Kevin Loring is an accomplished Canadian playwright, actor and director and was the winner of the Governor General’s Award for English Language Drama for his outstanding play, Where the Blood Mixes in 2009. The play explores the intergenerational effects of the residential school system. It toured nationally and was presented at the National Arts Centre in 2010, when Loring was serving as the NAC’s Playwright in Residence.
A Nlaka’pamux from the Lytton First Nation in British Columbia, Loring created the Songs of the Land project in 2012 in partnership with five separate organizations in his home community. The project explores 100-year-old audio recordings of songs and stories of the N’lakap’amux People. Loring has written two new plays based on his work with the community including Battle of the Birds, about domestic violence and power abuse, and The Boy Who Was Abandoned, about youth and elder neglect.
A versatile artist and leader Loring has served as the co-curator of the Talking Stick Festival, as Artist in Residence at the Vancouver Playhouse Theatre, as Artistic Director of the Savage Society in Vancouver, as a Documentary Producer of Canyon War: The Untold Story, and as the Project Leader/Creator, and Director of the Songs of the Land project in his home community of Lytton First Nation.

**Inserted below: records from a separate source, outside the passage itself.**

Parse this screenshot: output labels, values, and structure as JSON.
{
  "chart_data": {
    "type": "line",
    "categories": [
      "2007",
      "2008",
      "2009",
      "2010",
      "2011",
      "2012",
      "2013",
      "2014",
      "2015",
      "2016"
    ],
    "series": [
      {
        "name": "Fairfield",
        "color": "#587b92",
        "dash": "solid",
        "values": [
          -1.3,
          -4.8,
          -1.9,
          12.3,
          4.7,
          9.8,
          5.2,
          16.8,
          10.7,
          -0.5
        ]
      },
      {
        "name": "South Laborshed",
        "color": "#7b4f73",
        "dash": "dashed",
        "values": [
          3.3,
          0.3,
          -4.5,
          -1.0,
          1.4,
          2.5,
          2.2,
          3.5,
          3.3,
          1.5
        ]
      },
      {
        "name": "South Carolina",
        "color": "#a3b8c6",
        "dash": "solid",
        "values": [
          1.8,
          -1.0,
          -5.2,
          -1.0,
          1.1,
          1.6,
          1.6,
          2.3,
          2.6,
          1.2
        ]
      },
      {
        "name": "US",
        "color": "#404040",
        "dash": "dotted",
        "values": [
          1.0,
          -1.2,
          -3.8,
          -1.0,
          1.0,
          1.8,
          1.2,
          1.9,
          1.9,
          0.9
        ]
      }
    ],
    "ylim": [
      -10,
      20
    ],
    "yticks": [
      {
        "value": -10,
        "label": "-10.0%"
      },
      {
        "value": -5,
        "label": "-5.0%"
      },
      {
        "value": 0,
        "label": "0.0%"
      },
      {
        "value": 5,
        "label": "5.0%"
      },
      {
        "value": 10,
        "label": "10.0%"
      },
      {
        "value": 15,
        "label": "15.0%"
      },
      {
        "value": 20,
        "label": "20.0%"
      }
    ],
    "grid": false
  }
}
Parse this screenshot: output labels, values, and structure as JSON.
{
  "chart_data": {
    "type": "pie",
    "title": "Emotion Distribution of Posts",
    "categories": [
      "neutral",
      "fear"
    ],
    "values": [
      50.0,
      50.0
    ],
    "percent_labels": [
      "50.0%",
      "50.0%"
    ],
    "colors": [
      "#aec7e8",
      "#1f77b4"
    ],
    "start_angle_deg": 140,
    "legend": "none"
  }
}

Since his nomination for a Prix Gémeau for hosting the young adult show C’est parti mon tipi, Charles Bender has become a regular presence on Aboriginal Peoples Television Network (APTN). He plays the lead on Sioui-Bacon and was part of the cast of the first season of Mohawk Girls, two popular series on the network. Charles launched his acting career in French in Quebec City, and subsequently studied theatre in English at Concordia University in Montreal. Since graduating, he has appeared in a variety of productions in both English and French, including Destinée, En thérapie and Being Human. On stage, he has worked with a variety of politically and socially active theatre companies such as Teesri Duniya, Ondinnok and Tableau d’Hote, and is currently the co-artistic director of his own theatre company, Productions Menuentakuan. He sits on the board of directors of many organizations that promote Indigenous culture, and hosted the four-part documentary series 8e feu (8th Fire), a Radio-Canada TV series tackling a variety of contemporary First-Nation issues.